Rail commuters will see the cost of getting to work rise today as train fare increases come into force.
Average rail ticket prices are going up by 2.2 per cent but passengers travelling from Headingley or York into the city centre are among those seeing bigger increases in their season ticket costs at 2.4 per cent.
Figures released by Labour today show how rail fares have increased much faster than wages over the last five years.
A season ticket between Leeds and Manchester cost £2,416 in 2010 and is now £2,980.
Labour’s Shadow Transport Secretary Michael Dugher said: “Out-of-touch ministers talk about ‘fair fares for comfortable commuting’, but this is a world away from the reality for millions of hard-up commuters.”
But the increases were defended by Transport Secretary Patrick McLoughlin.
He said: “We are investing in the biggest rail modernisation since the Victorian era and fares have a crucial role to play in funding these improvements. This is because building better infrastructure helps create jobs, building a stronger economy for us all.”
The Government has also ordered rail companies to make sure that passengers always have access to the lowest possible fare for their journey.
The move came after it was shown that passengers using self-service machines can miss out on fares offered at ticket counters.

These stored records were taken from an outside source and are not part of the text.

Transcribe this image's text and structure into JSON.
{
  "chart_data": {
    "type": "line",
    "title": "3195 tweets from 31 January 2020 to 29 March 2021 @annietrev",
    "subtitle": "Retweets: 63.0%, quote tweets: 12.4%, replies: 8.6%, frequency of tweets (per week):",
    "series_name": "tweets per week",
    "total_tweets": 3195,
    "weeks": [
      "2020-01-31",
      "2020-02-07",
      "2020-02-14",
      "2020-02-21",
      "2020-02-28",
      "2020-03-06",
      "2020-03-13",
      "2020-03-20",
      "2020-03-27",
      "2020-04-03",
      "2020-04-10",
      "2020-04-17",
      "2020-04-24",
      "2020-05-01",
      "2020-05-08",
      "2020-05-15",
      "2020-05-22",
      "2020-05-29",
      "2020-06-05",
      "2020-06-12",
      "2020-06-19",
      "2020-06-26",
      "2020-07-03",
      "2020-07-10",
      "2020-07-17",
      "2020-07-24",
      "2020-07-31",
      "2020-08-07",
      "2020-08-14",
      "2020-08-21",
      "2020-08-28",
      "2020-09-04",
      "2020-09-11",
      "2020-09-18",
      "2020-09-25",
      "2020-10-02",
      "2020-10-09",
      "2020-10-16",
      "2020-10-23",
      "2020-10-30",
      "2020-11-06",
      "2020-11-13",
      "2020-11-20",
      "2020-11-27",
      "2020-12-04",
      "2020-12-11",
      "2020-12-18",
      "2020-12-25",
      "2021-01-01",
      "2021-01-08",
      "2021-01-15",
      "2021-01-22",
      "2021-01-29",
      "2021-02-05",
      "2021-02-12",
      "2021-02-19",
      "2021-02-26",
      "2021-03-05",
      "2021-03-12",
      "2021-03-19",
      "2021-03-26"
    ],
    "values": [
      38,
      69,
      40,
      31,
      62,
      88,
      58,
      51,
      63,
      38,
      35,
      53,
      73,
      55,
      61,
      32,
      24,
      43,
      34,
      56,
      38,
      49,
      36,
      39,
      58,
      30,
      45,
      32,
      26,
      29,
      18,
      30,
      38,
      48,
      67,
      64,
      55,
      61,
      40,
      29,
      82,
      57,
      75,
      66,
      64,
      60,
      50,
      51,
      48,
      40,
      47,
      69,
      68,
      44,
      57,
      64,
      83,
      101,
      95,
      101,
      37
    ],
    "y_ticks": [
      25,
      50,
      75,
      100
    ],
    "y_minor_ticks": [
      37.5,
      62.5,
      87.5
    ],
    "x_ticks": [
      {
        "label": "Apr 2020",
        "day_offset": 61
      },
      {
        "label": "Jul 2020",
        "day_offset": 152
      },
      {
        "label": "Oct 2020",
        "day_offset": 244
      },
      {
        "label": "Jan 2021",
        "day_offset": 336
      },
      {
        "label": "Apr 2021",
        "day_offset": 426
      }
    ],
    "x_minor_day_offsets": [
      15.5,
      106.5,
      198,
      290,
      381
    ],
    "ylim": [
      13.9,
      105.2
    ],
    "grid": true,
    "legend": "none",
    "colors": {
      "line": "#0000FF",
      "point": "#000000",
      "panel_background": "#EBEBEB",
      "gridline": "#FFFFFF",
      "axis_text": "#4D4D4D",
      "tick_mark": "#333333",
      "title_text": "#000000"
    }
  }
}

Machines will eventually be expected to offer all fares but in a first step companies will be obliged to label them to warn passengers they may get a better deal by visiting the ticket office.
Michael Roberts, head of industry body the Rail Delivery Group, said: “While industry research shows the vast majority of customers find the correct fare using ticket machines, we know there is more we can do to make them better.”
The promise on ticket machines is part of a new rail fare code of conduct to be overssen by the Office of Rail regulation.